Adolescents who experience self-harming behaviour in their life are more likely to be at risk of developing mental illness in their later life; also, they are at higher risk to be engaged in risky behaviours in late adolescence and young adulthood; including increased likelihood of suicidal thoughts.

Recent findings showed that adolescents who have a positive relationship and open communication with their parents, sense of belonging and connectedness to school and the wider neighbourhood, are less likely to be engaged in self-harming behaviour (Klemera et al., 2016). These findings suggest that having easy and open communication with parents could be even more protective for young people than communication with their peers. Quality parenting seems to be very valuable for the promotion and maintenance of emotional well-being and health during adolescence.

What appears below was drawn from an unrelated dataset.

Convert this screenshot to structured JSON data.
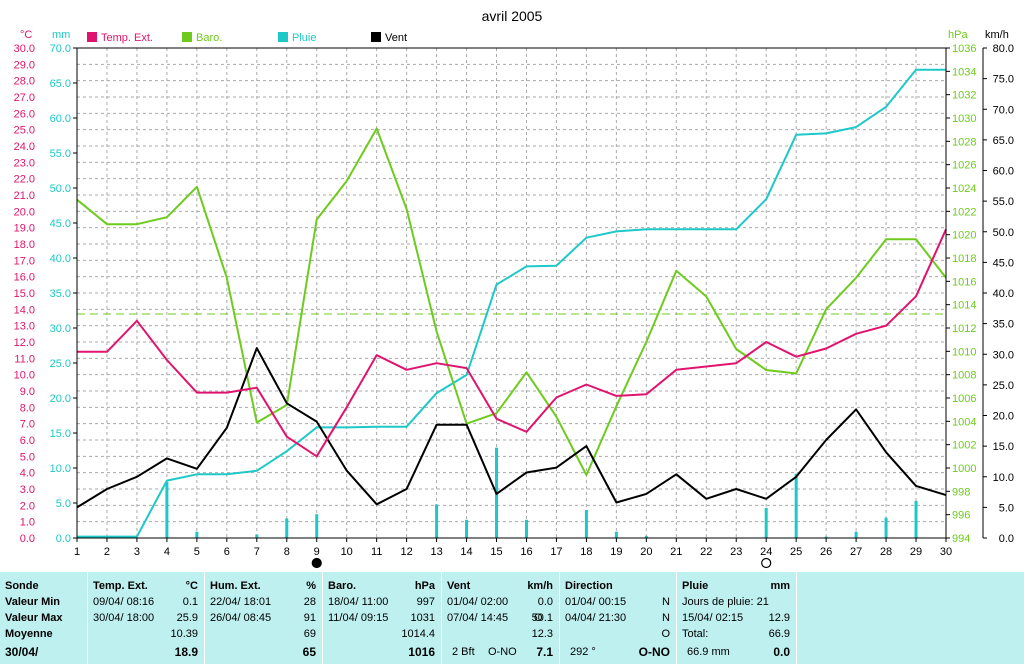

The school environment is strongly associated with adolescents’ health and emotional wellbeing; recent HBSC findings showed that young people who reported ever self-harming were less likely to trust their teachers, feel safe, and feel like they belong in their school.

The community environment where young people live can also have a significant impact on health and wellbeing, as according to the HBSC England study young people with a positive perception of their neighbourhood (including issues relating to feeling safe in their community, having positive relationships with neighbours and having good places for young people to go in their community) were less likely to report having self-harmed compared with those who held negative opinions about how supportive and safe they perceived their community to be (Brooks et al., 2017).

The protective nature of adolescents’ multiple environments (the family, the learning environment and the wider community) can help adolescents develop coping strategies to prevent self-harming behaviour among adolescents.

Bifulco A, Schimmenti A, Moran P et al (2014) Problem parental care and teenage deliberate self-harm in young community adults. Bull Menninger Clin 78(2):95–114. doi: 10.1521/bumc.2014.78.2.95

Brooks F, Magnusson J, Klemera E et al (2015) Health Behaviour in School Aged Children, HBSC England National Report: Findings from the 2014 HBSC Study for England. Hatfield, University of Hertfordshire.

Brooks, F., Chester, K., Klemera, E., & Magnusson, J. (2017). Intentional self-harm in adolescence: An analysis of data from the Health Behaviour in School-aged Children (HBSC) survey for England, 2014.

Burton M (2014) Self-harm: working with vulnerable adolescents. Pract Nurs 25(5):245–251. doi: 10.12968/pnur.2014.25.5.245

Claes L, Luyckx K, Baetens I et al (2015) Bullying and Victimization, Depressive Mood, and Non-Suicidal Self-Injury in Adolescents: The Moderating Role of Parental Support. J Child Fam Stud 24(11):3363–3371. doi: 10.1007/s10826-015-0138-2

Hawton K, Saunders KEA, O’Connor RC (2012) Self-harm and suicide in adolescents. The Lancet. 379(9834):2373–2382. doi: 10.1016/S0140-6736(12)60322-5

Klemera, E., Brooks, F. M., Chester, K. L., Magnusson, J., & Spencer, N. (2017). Self-harm in adolescence: protective health assets in the family, school and community. International journal of public health62(6), 631-638.